Hij stelde daarin dat, ofschoon de daad zeer strafbaar is, er wel verzachtende omstandigheden waren. Zo zou de gekwetste negerin veel aanleiding hebben gegeven door de gedetineerde "te tergen en tot jalouzy te verwekken". Ook hadden verschillende personen verklaard, dat de verdachte "somtijds lunagtig" was. Zelf had hij gezien, dat toen de verdachte bij hem op het fiscalaat werd gebracht, hij zodanig reageerde en wild van gezicht scheen, alsof hij niet bij zinnen was. Daarbij was er zeker geen sprake van overmatig drankgebruik.
Samenvatend stelde de fiscaal voor, om Juan Pedro Andries alias Bastian door twee dienaren van de justitie naar de plaats te brengen waar gewoonlijk de criminele justitie plaatsvindt. Daar moest de scherprechter hem door twee suppoosten aan een speciale paal laten vastbinden en geselen met roeden. Vervolgens moest hij ten eeuwigen dage verbannen worden van Curaçao en onderhorigheden en ook veroordeeld worden tot het betalen van de kosten van de justitie en die van de chirurgijn. Als hij niet kon betalen, mocht hij publiekelijk verkocht worden en onkosten uit de opbrengst worden genomen.
Een andere mogelijkheid was, dat zijn meester hem voor eigen rekening verkocht en uit de opbrengst de kosten vergoedde.

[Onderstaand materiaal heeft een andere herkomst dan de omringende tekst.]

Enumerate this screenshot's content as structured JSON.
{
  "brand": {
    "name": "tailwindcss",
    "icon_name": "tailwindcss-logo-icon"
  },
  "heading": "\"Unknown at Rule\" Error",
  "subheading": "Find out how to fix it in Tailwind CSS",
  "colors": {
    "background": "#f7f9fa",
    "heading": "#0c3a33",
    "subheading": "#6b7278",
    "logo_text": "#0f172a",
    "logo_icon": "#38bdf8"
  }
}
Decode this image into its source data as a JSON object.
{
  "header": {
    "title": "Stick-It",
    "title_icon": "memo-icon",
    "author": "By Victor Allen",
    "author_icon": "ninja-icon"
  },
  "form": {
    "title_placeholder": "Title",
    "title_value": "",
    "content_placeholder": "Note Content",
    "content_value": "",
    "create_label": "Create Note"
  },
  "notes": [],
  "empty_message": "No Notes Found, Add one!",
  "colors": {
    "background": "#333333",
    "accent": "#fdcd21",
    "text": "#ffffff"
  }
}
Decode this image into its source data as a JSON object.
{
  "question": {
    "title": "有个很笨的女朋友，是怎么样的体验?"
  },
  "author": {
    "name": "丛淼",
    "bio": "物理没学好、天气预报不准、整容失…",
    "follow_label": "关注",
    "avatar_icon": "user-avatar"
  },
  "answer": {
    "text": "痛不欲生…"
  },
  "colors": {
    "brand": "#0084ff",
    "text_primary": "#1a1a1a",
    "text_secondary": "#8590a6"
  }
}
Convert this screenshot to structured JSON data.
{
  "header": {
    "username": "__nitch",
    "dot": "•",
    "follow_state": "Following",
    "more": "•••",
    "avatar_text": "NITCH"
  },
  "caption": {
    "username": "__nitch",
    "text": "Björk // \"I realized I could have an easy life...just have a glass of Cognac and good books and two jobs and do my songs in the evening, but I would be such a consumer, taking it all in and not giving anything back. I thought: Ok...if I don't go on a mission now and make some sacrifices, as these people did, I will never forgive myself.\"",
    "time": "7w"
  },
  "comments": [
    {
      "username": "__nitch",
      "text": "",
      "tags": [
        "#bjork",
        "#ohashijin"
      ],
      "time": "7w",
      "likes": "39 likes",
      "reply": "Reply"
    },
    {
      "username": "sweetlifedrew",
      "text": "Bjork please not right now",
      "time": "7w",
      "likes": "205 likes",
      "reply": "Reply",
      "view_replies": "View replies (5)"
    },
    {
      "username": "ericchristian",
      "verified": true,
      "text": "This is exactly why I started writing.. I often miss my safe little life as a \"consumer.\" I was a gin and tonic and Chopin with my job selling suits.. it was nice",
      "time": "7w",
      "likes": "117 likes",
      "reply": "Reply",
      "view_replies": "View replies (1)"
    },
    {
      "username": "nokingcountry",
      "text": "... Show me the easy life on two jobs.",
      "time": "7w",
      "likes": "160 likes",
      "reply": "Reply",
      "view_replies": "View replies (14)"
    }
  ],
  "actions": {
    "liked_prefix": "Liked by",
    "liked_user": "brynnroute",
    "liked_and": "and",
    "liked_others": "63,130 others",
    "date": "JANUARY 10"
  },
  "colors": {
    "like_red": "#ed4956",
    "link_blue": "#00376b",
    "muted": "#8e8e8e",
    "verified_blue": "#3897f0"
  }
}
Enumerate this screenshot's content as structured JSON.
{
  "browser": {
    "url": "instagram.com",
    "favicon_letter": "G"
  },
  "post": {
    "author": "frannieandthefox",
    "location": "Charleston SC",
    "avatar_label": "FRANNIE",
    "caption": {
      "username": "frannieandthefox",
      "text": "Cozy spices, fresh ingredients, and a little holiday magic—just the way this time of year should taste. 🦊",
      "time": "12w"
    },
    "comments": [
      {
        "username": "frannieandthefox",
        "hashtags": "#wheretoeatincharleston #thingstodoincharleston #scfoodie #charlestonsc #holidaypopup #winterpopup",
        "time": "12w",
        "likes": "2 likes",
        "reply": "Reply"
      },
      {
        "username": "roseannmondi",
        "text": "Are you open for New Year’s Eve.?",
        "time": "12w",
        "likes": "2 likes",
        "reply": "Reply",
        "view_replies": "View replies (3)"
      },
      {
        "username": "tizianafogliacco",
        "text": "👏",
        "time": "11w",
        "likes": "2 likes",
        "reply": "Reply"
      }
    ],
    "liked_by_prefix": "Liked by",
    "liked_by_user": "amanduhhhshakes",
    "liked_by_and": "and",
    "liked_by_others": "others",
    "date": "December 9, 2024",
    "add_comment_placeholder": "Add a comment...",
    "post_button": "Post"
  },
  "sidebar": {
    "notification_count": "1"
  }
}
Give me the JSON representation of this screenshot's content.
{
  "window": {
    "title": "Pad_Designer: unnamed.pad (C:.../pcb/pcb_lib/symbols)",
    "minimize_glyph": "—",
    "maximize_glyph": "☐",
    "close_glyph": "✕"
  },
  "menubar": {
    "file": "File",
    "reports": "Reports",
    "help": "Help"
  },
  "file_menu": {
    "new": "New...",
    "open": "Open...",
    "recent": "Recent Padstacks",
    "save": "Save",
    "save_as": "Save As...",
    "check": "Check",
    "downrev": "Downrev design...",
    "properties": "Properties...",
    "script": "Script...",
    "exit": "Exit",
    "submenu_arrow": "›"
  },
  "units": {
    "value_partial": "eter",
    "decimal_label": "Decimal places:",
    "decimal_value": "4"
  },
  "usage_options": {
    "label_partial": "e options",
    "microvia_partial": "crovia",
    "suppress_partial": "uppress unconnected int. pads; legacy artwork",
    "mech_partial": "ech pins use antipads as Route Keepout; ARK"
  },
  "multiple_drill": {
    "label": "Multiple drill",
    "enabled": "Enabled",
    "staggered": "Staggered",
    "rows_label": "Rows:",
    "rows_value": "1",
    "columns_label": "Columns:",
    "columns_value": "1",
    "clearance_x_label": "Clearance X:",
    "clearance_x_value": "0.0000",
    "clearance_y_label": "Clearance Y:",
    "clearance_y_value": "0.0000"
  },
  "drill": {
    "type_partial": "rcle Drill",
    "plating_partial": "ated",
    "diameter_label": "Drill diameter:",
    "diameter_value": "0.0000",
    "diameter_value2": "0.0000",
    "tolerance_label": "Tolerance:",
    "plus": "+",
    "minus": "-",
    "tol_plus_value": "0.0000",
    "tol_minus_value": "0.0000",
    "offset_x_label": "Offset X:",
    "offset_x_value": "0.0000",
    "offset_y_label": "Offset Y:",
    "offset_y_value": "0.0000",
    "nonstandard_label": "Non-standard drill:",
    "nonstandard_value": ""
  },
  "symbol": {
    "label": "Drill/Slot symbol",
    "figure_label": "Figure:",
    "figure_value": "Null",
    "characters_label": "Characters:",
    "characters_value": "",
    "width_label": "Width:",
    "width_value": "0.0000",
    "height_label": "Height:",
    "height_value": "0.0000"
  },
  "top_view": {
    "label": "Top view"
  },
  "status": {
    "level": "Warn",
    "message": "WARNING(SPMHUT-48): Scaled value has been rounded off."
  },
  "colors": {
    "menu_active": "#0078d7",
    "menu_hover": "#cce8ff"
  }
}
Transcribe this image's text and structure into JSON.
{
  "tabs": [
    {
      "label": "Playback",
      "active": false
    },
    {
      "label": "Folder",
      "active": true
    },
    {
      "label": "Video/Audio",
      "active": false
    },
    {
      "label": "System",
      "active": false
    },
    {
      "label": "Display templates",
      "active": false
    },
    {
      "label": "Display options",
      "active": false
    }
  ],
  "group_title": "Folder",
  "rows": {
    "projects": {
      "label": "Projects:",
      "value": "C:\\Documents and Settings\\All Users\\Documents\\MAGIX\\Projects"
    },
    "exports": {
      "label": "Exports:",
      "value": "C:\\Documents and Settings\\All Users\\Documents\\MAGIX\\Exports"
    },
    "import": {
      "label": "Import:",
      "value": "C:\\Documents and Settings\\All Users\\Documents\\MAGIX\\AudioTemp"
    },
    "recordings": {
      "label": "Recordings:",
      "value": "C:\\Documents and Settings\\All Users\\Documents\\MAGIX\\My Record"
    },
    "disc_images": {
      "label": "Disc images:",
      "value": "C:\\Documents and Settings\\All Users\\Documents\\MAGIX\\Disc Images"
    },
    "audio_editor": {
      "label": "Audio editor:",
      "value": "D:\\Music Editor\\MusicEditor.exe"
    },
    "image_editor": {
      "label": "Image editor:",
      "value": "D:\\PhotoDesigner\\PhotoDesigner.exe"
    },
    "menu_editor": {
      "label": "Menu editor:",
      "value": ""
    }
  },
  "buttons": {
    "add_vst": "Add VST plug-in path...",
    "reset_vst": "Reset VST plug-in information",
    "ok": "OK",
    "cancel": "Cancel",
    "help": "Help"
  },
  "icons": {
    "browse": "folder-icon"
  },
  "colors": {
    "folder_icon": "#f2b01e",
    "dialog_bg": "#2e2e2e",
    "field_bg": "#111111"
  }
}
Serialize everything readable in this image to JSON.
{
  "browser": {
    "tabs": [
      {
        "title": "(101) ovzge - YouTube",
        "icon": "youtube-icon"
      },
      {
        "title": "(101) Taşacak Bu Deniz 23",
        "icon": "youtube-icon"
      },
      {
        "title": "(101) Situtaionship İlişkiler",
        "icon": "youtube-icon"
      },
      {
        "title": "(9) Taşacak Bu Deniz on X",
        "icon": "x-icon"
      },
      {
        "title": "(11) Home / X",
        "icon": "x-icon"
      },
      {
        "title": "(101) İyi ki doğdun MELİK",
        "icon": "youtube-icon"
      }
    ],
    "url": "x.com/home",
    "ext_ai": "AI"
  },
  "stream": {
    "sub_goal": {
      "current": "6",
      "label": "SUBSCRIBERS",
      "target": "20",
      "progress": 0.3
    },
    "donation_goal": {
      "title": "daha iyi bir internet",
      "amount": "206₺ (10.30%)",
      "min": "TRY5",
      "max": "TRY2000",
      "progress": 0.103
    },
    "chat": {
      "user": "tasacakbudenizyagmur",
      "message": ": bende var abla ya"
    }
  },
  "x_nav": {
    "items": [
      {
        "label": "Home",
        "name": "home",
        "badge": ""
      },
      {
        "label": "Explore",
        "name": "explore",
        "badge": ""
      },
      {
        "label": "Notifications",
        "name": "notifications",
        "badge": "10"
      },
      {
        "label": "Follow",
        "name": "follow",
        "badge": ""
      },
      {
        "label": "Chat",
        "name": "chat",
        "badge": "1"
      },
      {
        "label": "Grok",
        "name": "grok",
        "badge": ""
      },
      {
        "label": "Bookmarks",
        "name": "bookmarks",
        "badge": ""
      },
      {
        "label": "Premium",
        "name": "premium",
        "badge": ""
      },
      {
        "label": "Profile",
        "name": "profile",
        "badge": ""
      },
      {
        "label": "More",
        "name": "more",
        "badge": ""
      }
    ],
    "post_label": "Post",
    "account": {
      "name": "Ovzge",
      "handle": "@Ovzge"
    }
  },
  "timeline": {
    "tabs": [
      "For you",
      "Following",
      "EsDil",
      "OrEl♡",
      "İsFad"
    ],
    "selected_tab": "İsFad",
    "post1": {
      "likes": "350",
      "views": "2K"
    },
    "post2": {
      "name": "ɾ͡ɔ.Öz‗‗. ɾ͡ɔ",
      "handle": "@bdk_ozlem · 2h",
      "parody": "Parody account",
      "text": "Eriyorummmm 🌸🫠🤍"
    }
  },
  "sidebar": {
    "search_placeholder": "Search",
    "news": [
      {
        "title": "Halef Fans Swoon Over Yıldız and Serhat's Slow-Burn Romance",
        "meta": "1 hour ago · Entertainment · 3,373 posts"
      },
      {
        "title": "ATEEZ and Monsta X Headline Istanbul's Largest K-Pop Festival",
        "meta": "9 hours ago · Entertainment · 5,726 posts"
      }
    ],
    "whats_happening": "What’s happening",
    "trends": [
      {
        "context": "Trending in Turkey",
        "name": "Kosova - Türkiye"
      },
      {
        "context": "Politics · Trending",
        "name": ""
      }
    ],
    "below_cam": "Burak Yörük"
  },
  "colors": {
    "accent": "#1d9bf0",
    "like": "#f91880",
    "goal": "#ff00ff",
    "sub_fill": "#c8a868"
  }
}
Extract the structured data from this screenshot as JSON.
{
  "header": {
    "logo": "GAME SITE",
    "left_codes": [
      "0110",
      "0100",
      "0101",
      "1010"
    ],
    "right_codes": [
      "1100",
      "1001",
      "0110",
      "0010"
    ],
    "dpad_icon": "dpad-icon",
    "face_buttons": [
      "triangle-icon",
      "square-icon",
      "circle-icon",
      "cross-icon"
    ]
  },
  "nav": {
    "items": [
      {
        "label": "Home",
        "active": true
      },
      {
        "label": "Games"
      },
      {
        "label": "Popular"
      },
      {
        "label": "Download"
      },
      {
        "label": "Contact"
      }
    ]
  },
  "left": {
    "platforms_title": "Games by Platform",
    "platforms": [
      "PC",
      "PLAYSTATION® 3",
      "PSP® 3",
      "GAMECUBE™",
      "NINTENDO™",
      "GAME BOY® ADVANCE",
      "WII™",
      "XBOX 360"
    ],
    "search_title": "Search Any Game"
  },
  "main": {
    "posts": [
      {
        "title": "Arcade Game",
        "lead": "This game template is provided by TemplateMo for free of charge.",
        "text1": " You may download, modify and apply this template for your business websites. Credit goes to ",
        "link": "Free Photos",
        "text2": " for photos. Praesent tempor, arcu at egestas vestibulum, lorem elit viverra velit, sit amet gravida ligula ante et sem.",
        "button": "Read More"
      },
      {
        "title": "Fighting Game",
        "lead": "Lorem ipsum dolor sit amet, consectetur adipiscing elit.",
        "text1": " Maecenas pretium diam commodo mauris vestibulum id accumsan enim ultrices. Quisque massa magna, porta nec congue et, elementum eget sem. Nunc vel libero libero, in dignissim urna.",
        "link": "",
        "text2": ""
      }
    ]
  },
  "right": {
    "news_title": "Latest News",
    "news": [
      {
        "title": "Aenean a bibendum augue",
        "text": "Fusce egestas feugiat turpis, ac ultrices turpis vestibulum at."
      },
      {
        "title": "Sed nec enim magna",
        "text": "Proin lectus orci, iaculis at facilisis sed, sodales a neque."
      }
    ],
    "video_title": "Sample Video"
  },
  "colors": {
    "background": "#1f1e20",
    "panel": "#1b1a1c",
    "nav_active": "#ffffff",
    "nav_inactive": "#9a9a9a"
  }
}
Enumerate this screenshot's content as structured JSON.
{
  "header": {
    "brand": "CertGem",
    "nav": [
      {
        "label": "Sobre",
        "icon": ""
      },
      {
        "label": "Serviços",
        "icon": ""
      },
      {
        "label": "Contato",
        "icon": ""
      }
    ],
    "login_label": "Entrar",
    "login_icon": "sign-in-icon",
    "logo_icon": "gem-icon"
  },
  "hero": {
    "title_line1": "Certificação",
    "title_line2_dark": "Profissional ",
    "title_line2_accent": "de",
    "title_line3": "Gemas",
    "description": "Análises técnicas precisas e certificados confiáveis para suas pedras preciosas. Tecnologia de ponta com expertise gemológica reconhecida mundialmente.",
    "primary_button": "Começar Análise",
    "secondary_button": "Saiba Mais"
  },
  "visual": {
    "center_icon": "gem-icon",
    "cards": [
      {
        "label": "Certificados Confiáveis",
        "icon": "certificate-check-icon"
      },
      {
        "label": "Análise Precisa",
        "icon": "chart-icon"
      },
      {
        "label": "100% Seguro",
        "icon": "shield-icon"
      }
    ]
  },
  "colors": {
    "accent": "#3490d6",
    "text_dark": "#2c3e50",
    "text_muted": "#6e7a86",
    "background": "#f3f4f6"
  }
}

Maar welke keuze ook gemaakt werd, hij bleef in de gevangenis tot het moment dat hij door dienaren van de justitie ilico aan boord van een vaartuig zou worden gebracht.
De fiscaal liet het overigens aan de gouverneur en zijn raden over om deze eis in goede justitie te verzwaren of te verlichten op grond van de genoemde omstandigheden en de hoge leeftijd van de gedetineerde.

De raad vonniste daarop, dat gezien de naar voren gebrachte omstandigheden, de gedetineerde ontheven werd van enige corporele straf, maar wel veroordeeld in de kosten van justitie en geneesheer, gevolgd door een eeuwige verbanning van het eiland.
Phelipa zal op deze voor haar goede afloop wel een extra pijpje gerookt hebben met een wijntje erbij.


Bijlage:      gedeeltelijk verslag van chirurgijn-mayor J.C. Schüler.

"….een wond aan de regter zeijde van t hooft in de huijd,
een ander in de booven buijk op de maag door gaande in de holligheid van de buijk en twee duijm lang, gaande door de spieren,
nog twee andere in de articulatie van de s linker arm van de elleboog, ijder wond 2/4 duijm lang, en diep tot in de spieren,
en in de hand twee kleijne wondjes,
aan de regter deij, aan de binne kant, een wond, lang twee en een halve duijm, diep tot in de spieren, aan deselvs buijten kant nog twee kleijne wonde ider een duijm lang, en diep, in de huijd….
zijn alle de wonden niet doodelijk, maar kunnen per accidend doodelijk woorden."